Exactly what it says in the title. How does this affect the US (and the world) politically, socially, etc.? What events don't happen and what would be different?
Exactly what it says in the title. How does this affect the US (and the world) politically, socially, etc.? What events don't happen and what would be different?
Let's say a couple thousand votes went the other way and he lost to Nixon.That's going to depend on why Kennedy didn't become President. Did he:
1) obtain the Democratic nomination but then lose the 1960 election to Nixon;
2) obtain the Democratic nomination but lose the 1960 election to a different Republican candidate;
3) fail to win the 1960 Democrat nomination;
4) decide not run for President in 1960;
5) decide not to enter politics at all; or
6) get assassinated by Richard Paul Pavlick after being elected but prior to being sworn in as president?
https://en.wikipedia.org/wiki/Richard_Paul_Pavlick
The impact on future events will alter dramatically depending on which of those scenarios explains why Kennedy didn't become President.
Let's say a couple thousand votes went the other way and he lost to Nixon.
Okay then. What happens with a President Symington? Does civil rights happen? Do we go to war with Russia over Cuba?You know, we have had countless threads on what if Nixon won in 1960. I would really prefer to dwell on other alternatives to JFK. Like, what if Symington were the Democratic nominee and won in November? Theodore Sorensen wrote in *Kennedy* "Privately he [JFK] thought that Symington, had he organized earlier, might have been able to defeat him among the more conservative Democrats of Indiana or Nebraska; and one defeat would have been enough to deny Kennedy the nomination..."
Okay then. What happens with a President Symington? Does civil rights happen? Do we go to war with Russia over Cuba?
He was a loyal Democrat, and defended JFK's Cuban policy against Republican criticism, but I wonder if he might have attempted to salvage the Bay of Pigs by using US troops. I don't think this would bring about a war with Russia, but it might have led to a very messy occupation.
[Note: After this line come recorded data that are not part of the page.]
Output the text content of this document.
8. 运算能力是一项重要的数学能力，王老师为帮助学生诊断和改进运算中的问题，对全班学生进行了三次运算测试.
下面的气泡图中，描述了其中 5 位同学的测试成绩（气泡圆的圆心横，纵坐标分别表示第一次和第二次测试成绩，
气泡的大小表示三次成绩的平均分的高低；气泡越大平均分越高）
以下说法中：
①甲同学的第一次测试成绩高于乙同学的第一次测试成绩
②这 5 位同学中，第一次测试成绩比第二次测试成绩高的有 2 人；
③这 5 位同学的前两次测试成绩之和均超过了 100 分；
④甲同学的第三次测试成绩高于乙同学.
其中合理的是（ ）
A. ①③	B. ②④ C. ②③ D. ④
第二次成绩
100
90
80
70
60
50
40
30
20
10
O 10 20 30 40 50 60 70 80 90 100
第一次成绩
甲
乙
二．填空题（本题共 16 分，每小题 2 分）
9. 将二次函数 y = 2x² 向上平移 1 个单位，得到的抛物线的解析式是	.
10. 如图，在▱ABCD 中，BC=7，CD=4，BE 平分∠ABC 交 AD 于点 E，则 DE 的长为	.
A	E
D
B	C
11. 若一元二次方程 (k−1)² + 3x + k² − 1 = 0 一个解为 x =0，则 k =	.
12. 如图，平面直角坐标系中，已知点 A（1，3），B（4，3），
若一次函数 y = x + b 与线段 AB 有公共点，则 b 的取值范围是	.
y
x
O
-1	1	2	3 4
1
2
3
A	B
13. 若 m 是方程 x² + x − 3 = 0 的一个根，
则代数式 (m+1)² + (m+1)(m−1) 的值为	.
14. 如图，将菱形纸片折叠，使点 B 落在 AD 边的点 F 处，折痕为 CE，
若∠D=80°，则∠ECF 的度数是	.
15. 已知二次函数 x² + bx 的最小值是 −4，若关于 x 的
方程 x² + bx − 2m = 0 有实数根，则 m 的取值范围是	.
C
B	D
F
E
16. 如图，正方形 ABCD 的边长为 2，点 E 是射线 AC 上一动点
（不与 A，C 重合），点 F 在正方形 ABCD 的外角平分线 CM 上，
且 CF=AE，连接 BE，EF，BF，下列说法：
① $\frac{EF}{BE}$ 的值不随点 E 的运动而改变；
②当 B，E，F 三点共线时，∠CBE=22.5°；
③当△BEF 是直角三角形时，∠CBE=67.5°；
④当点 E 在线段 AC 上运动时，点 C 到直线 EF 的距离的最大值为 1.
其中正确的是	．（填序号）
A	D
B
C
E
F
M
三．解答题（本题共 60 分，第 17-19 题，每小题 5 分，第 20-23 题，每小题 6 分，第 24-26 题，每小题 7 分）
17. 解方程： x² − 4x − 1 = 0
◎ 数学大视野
How messy could a Cuban occupation really get? Cuba is much smaller (both in population and land area) than South Vietnam, so the U.S. won't need to committ nearly as many troops to secure Cuba as were sent to Vietnam, and since Castro will have no secure areas to operate from and no way to get arms from any foreign power, his ability to inflict casualties on U.S. forces is going to be rather limited. As such while the initial U.S. invasion will probably see some sharp fighting, I would expect the subsequent occupation to play out much more like the Second Nicaraguan Occupation rather than Vietnam.
By "messy" I didn't mean that the US would have to commit as many troops as in Vietnam. I meant that first of all the Cuban "victors" would be deeply divided among themselves; they were not really united by anything except opposition to Castro. (They included both pro-Batista forces and Castro's first Prime Minister! https://en.wikipedia.org/wiki/José_Miró_Cardona) Each faction would call on the US for help. So the *political* situation would be messy, even apart from the Castroite opposition--
and a great many Cubans who were not Castroites would see the new regime as nothing more than a US puppet.
And I think you are underestimating the Castroites. Castro already had plenty of arms, he had a large force trained in guerrilla warfare, and in any event Cuba's being an island will not prevent more arms from being smuggled in--it is really very difficult to police every cay and inlet.
Of course the Castroites could not defeat the US in pitched battles--that is not the issue. More likely are hit-and-run attacks and terrorism that will take their toll and require the US occupation to last indefinitely--or prepare to tolerate chaos in Cuba if it is ended.
The occupation would, incidentally, greatly stimulate anti-Americanism in the rest of Latin America, so even if the US destroyed one Castro it might give rise to several others.
No doubt Clayton Fritchey, then an aide to Adlai Stevenson (and, incidentally, a friend of Symington's) had some of these things in mind when he told JFK, "Mr. President, it could have been worse." "How?," JFK asked. Fritchey replied, "It might have succeeded." (Jim Rasenberger, *The Brilliant Disaster: JFK, Castro, and America's Doomed Invasion of Cuba's Bay of Pigs,* p. 395. http://books.google.com/books?id=0Ex08ZkkXEkC&pg=PA395) Or as the very anti-Castro Theodore Draper would write, "An invasion force that succeeded in overthrowing Castro without a demonstrative show of popular support could have ruled Cuba only in a state of perpetual civil war or as a thinly disguised American occupation. At best, it would have postponed another outbreak of 'Fidelismo' for a few months or years. At worst, it could have made Cuba into another Algeria." (Draper was of course writing long before Iraq and Afghanistan, or he might have used them as analogies...)
The U.S. sponsored a coup in Guatamela in 1954, occupied the Dominican Republican in 1965, is suspected of sponsoring a coup in Chile in 1973, mined Nicaraguan harbors in 1982, supported Britain against Argentina in the Falklands War also in 1982, occupied Grenada in 1983, and invaded Panama in 1989, and none of those actions unleashed a Red Tide across Latin America. Why would topppling Castro be any different?"